Why Grid Computing Makes Economic Sense – Especially These Days

With IT – just like other corporate departments – under the gun from senior management to centralize and reap economies of scale, distributed systems seem the dream answer to cost-cutting directives from above. To be sum it all up, distributed systems offer an attractive solution – centralized control along with dispersed physical assets and overhead.

In a recent article I read, the author put it just right: “The relentlessly increasing cost and complexity of maintaining IT departments and infrastructure makes on-tap computing power very attractive to modern enterprises.”

But beyond this simple cost-efficiency based explanation of the benefits of cloud computing for businesses, here are five reasons to make the switch:

Scalability: PaaS is the end goal of businesses moving to the cloud.

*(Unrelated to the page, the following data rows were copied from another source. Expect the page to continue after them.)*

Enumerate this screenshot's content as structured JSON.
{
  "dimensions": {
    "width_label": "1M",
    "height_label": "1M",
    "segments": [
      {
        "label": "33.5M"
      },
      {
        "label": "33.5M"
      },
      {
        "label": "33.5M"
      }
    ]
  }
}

It’s the idea that a platform – hosting SaaS apps, can itself be run as a service. Consumers already use the cloud in a SaaS environment. SaaS applications running on a PaaS are easy to deploy, just the opposite of the complex and difficult environment at most companies today – where companies exhaust resources and manpower deploying, maintaining, and upgrading software systems “using skills way outside their businesses’ core function of interest simply because the resulting application is indispensable,” says the story. How true! Over a grid, the power of existing systems can be scaled exponentially, maintained seamlessly, upgraded transparently, and redeployed at will.

Speed: Grid-powered PaaS and their apps can help increase productivity and a business’s competitiveness with fast deployment of new systems or the speedy ramping up existing ones. In addition, users can tap SaaS apps the run on grid-based PaaSs from anywhere globally…fast and without any special training.

Deployment: Developers can pare weeks off integration and configuration time with hosting environments for their cloud platforms. On-demand network computing power and storage capability means that companies don’t have to invest the bank and everything under the mattress in static hardware.

Cost: As I said above, this is one of the biggest advantages for companies making the move to the cloud. Why? “Grids pull across projects to provide more predictability at less cost with fewer software licenses, ” says the story. On top of that, PaaS, combined with SaaS, allows businesses to pay only for the resources they actually use. And don’t’ forget about the savings from not investing in expensive hardware!

PaaS, distributed computing infrastructure and virtualization are working together to create powerful and fast networks. It’s the imaginative and powerful apps, managed services, such as network, server and transaction monitoring, and end-user apps that will complete the picture to bring about a true cloud revolution.